Judge Tosses Sheriff’s Lawsuit Against Craigslist
CHICAGO – A federal judge this week dismissed Cook County, Ill., Sheriff Tom Dart’s lawsuit attempting to force online classified ads site Craigslist to close its “adult services” section.The lawsuit, filed in March, alleged the website facilitates prostitution and other sex crimes. In a prepared statement released at the time, Dart called Craigslist the “single largest source of prostitution in the nation” and stated “Craigslist unabashedly facilitates prostitution, then ultimately makes a profit from it.” According to documents filed in Dart’s case, Craigslist has made about $80 million in revenues so far this year, much of it generated by ads that caused Dart’s department and others nationwide to spend a disproportionate amount of dollars and manpower on enforcing local laws.

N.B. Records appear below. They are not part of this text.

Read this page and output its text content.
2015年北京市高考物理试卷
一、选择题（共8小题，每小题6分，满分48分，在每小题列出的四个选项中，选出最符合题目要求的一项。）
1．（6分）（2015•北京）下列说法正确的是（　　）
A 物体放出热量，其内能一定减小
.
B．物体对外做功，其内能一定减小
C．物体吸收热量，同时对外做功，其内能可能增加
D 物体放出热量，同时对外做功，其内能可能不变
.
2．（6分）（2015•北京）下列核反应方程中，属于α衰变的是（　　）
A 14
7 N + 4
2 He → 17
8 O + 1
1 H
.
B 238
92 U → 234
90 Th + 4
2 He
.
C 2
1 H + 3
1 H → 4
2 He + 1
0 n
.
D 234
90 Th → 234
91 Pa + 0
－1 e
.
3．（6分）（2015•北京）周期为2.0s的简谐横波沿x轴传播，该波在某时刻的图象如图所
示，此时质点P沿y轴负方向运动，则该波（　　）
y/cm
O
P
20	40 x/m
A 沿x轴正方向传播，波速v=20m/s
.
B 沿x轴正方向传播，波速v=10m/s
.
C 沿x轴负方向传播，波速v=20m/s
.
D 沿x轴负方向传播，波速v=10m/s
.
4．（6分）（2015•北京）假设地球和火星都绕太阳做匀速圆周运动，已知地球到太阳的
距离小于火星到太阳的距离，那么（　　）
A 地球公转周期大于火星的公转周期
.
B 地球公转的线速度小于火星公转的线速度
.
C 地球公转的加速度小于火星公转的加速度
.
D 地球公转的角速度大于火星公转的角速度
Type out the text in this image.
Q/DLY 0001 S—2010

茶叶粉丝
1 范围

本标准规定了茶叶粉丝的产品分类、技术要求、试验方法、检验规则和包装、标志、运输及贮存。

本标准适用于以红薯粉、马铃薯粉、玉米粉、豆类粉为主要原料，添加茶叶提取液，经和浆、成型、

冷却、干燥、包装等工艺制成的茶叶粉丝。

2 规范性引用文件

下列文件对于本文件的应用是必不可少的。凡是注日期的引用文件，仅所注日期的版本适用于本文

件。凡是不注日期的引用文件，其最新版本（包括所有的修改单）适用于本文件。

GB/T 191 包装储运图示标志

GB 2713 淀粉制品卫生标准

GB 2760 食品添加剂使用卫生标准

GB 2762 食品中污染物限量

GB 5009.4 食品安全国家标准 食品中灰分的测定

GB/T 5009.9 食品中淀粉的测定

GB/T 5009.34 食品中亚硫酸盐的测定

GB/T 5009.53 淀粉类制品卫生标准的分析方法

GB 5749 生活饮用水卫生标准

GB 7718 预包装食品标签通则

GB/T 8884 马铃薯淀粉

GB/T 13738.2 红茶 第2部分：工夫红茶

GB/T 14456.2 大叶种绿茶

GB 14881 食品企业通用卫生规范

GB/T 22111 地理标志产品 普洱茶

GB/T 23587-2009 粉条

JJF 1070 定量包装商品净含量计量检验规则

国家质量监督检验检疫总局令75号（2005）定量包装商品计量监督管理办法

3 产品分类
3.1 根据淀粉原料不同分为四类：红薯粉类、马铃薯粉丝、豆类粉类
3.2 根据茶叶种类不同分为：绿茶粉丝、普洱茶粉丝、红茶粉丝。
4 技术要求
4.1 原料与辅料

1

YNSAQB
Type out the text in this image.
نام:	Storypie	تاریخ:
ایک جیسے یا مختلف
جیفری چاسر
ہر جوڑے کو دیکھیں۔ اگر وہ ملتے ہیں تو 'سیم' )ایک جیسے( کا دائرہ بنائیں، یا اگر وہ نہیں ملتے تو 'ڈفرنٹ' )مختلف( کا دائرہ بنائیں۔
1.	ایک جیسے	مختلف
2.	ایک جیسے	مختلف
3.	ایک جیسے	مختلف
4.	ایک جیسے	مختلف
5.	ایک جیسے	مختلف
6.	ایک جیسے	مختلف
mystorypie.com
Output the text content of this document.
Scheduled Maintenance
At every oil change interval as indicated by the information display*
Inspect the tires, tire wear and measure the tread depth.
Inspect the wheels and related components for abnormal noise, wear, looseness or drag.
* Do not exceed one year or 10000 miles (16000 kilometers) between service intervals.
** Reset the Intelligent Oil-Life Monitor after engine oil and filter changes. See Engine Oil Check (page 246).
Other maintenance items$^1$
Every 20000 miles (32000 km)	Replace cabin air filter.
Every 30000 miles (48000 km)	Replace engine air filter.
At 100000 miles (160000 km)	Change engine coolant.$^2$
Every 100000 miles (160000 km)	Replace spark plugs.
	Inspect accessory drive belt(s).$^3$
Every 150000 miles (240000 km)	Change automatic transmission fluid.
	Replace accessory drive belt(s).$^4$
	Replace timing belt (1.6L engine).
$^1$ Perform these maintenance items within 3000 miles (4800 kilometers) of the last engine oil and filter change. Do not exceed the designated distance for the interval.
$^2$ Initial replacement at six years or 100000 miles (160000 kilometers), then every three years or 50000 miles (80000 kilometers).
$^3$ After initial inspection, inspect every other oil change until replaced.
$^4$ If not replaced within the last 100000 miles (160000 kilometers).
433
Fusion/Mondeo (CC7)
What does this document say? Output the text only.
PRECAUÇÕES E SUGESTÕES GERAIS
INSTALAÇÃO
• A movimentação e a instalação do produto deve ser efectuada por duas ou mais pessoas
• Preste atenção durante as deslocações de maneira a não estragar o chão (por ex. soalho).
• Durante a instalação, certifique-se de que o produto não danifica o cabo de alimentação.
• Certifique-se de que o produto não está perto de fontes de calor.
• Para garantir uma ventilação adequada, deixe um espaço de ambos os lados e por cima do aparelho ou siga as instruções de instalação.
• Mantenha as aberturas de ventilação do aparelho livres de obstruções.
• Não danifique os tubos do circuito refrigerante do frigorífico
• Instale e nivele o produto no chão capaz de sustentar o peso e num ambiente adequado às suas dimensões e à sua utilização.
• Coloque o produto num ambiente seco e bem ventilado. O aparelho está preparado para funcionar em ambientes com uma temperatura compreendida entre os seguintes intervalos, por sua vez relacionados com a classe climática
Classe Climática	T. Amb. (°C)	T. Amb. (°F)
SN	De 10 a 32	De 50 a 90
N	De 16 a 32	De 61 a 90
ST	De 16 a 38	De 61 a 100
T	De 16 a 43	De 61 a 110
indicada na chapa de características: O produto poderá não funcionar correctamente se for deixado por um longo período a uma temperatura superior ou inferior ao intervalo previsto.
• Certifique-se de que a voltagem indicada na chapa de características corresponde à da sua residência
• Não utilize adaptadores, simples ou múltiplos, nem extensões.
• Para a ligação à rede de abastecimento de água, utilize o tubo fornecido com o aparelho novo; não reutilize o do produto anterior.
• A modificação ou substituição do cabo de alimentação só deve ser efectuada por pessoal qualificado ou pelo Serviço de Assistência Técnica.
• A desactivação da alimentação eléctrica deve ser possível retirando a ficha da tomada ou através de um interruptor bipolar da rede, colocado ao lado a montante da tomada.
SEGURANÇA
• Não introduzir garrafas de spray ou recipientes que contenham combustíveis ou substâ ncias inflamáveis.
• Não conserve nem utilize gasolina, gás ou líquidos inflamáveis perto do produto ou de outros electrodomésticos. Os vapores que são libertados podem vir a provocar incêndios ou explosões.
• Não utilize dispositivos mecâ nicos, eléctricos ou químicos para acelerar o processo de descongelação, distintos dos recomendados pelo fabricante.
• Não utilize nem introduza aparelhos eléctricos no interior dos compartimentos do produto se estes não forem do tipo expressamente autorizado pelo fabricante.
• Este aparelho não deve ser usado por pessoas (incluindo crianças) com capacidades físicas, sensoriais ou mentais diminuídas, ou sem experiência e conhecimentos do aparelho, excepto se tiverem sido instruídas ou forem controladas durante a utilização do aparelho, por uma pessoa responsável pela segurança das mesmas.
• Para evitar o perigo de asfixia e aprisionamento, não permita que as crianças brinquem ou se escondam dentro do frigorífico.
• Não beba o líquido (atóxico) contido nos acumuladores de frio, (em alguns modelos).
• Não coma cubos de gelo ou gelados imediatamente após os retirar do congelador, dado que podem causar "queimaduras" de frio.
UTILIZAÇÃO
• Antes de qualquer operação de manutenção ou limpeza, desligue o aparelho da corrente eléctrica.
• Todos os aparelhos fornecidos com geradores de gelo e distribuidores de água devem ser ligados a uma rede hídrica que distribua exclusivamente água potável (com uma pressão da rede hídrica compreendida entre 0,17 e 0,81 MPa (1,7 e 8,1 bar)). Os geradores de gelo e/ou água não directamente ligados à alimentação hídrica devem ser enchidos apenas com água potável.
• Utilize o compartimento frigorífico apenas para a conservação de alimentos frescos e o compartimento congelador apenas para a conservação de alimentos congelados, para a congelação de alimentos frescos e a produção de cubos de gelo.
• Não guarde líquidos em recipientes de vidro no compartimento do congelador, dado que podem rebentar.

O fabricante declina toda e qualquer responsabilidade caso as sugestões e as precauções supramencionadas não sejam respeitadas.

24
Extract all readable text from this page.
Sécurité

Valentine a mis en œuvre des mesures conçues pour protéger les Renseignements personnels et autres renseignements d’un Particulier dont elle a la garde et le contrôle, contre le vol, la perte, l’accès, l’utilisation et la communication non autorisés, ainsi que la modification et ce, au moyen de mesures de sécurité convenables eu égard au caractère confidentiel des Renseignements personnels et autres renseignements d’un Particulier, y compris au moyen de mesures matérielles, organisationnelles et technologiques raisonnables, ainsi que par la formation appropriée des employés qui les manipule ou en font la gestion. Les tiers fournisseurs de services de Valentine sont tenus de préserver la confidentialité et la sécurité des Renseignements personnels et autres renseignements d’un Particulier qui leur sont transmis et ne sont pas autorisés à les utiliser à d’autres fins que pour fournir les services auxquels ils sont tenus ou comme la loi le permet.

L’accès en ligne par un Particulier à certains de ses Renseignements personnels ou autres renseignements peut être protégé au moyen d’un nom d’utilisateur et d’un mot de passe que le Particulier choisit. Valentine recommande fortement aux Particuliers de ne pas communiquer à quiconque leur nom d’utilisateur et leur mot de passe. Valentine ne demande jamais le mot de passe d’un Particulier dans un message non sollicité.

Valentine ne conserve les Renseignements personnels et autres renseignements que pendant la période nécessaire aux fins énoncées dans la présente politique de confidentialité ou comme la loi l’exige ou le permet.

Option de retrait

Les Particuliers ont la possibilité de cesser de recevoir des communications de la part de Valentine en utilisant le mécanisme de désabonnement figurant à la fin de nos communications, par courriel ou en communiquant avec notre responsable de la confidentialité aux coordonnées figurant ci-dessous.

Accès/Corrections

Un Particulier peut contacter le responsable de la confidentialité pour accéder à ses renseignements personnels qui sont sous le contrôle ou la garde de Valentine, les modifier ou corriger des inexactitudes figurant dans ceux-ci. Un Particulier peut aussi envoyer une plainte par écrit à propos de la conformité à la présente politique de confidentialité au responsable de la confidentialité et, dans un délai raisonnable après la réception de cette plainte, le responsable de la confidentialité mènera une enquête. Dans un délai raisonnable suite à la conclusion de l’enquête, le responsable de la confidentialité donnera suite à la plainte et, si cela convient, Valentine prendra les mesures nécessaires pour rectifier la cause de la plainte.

In dismissing the suit, U.S. District Judge John F. Grady ruled the Craigslist ads don’t offer sex explicitly. In addition, he noted, the federal Communications Decency Act immunizes “intermediary” online services like Craigslist from charges of facilitating illegal activities.
In his suit, Dart claimed hookers, pimps and other sex traffickers use Craigslist to hawk their wares, and that by hosting the ads and allowing advertisers to include contact details, Craigslist tacitly “induced” users to participate in unlawful behavior. Not so, Grady ruled.
“Craigslist does not ‘provide’ that information, its users do,” the judge wrote in his 22-page decision. “‘Facilitating’ and ‘assisting’ encompass a broader range of conduct, so broad in fact that they include the services provided by intermediaries like phone companies, [internet service providers] and computer manufacturers. Intermediaries are not culpable for ‘aiding and abetting’ their customers who misuse their services to commit unlawful acts.”
Grady also noted section 230(c)(1) of the CDA, which states websites that provide public sounding boards for users cannot be held liable for what users post, “would serve little if any purpose if companies like Craigslist were found liable under state law for ‘causing’ or ‘inducing’ users to post unlawful content in this fashion.”
Grady’s is not the first case against Craigslist to fail for that reason. In March 2008, a federal appeals court reached a similar conclusion after a housing-rights group sued the online classifieds giant over ads that indicated apartment leasing agents applied illegal ethnic bias against applicants.
Dart’s cause didn’t fall on entirely deaf ears, however.
“Sheriff Dart may continue to use Craigslist’s website to identify and pursue individuals who post allegedly unlawful content,” Grady ruled. “But he cannot sue Craigslist for their conduct.”